TRIBUN WIKI
Sejarah Berdirinya GPIB Zebaoth Bogor, Berusia 100 Tahun Dulunya Disebut Gereja Ayam
Wali Kota Bogor, Bima Arya Sugiarto menolak anggapan orang yang menyebut Kota Bogor adalah kota intoleran antar umat beragama.
Penulis: Soewidia Henaldi | Editor: Soewidia Henaldi
"Jadi bukan hanya ibadahnya saja.
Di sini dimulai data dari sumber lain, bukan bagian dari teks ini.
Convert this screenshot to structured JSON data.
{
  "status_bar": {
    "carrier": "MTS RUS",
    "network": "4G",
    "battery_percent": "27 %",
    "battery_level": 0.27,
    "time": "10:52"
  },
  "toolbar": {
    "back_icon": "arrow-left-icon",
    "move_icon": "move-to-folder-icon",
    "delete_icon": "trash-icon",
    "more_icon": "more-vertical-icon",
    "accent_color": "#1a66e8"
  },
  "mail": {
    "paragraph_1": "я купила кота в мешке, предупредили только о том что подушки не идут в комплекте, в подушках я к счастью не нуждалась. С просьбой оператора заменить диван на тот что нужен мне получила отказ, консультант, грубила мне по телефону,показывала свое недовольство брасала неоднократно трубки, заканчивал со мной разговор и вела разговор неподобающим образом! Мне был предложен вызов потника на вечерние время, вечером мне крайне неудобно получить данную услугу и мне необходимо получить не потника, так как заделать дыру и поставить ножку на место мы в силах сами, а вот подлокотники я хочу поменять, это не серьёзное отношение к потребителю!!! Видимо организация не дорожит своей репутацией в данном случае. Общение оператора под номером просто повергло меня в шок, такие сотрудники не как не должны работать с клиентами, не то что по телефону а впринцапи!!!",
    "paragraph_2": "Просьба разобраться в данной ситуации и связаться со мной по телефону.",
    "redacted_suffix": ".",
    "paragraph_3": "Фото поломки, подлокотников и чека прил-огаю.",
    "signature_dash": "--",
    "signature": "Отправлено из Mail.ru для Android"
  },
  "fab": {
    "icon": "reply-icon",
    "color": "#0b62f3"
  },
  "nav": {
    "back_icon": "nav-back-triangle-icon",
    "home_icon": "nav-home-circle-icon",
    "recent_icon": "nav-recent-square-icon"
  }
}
Tapi ada sisi gereja ini yang bisa dimanfaatkan untuk tujuan religi bagi wisatawan," kata Bima Arya.
Berdasarkan sejarah, GPIB Zebaoth Bogor, dulu dikenal dengan nama Koningin Wilhelmina Kerk saat jaman kolonial.
Namun warga Bogor yang susah menyebut ejaan ini, lalu menyebutnya dengan nama gereja ayam.
“Masyarakat waktu itu, susah mengucap bahasa Belanda. Warga menyebut gereja ayam, karena pada ujung teratas gereja, ada logo ayam,” kata Deny Boy, Sekretaris GPIB Zebaoth.
Ia menjelaskan, peletakan batu pertama gereja ini pada tahun 1920 oleh Gubernur Hindia Belanda waktu itu yang menjabat bernama Mr. J.P Graaf Van Limburg Stirum.
Gereja ini lalu digunakan oleh warga asing yang di Bogor.
Sementara bagi warga pribumi, beribadah di gedung sebelahnya. Gedung ini kini dipakai oleh Kantor Pos dan Giro.
“Jadi gereja Koningin Wilhelmina Kerk ini, hanya dipakai oleh warga asing dari Ingris, Prancis, Jerman dan lain-lain termasuk Belanda untuk beribadah. Jadi ini gereja warga asing. Untuk warga pribumi, ibadahnya di kantor Pos dan Giro sekarang,” kata Deny.
Setelah kemerdekaan 17 Agustus 1945, maka pada tahun 1946, Belanda menyerahkan gedung ini ke pemerintah RI. Pemerintah Soekarno waktu itu, lalu menyerahkan ke sinode dan akhirnya digunakan sebagai tempat ibadah yang jemaatnya berasal dari berbagai suku baik di kawasan Timur maupun Barat Indonesia.
Memasuki tahun 1948, gereja ini bernama GPIB (Gereja Protestan Indonesia Bagian Barat).
“Tahun 1963, gereja ini resmi disebut GPIB Zebaoth. Kini GPIB Zebaoth sudah memiliki jemaat 1.500 KK atau 6.000 jiwa,"ujarnya.
Penyembah Setan
Sementara itu KH Mustofa Abdullah bin Nuh yang juga Ketua MUI Kota Bogor yang hadir sebagai narasumber mengatakan, sebagai warga Kota Bogor, kita harus bersyukur hidup di negara Indonesia ini.
"Kita harus bersyukur hidup di NKRI yang heterogen, namun aman dan damai. Kita bukan se-agama tapi kita saudara dalam kemanusiaan,"ujarnya.
Menurut kyai KH Mustofa yang merupakan anak dari KH Abdullah bin Nuh, seorang ulama yang berpengaruh, bagi orang beriman, tidak ada musuh.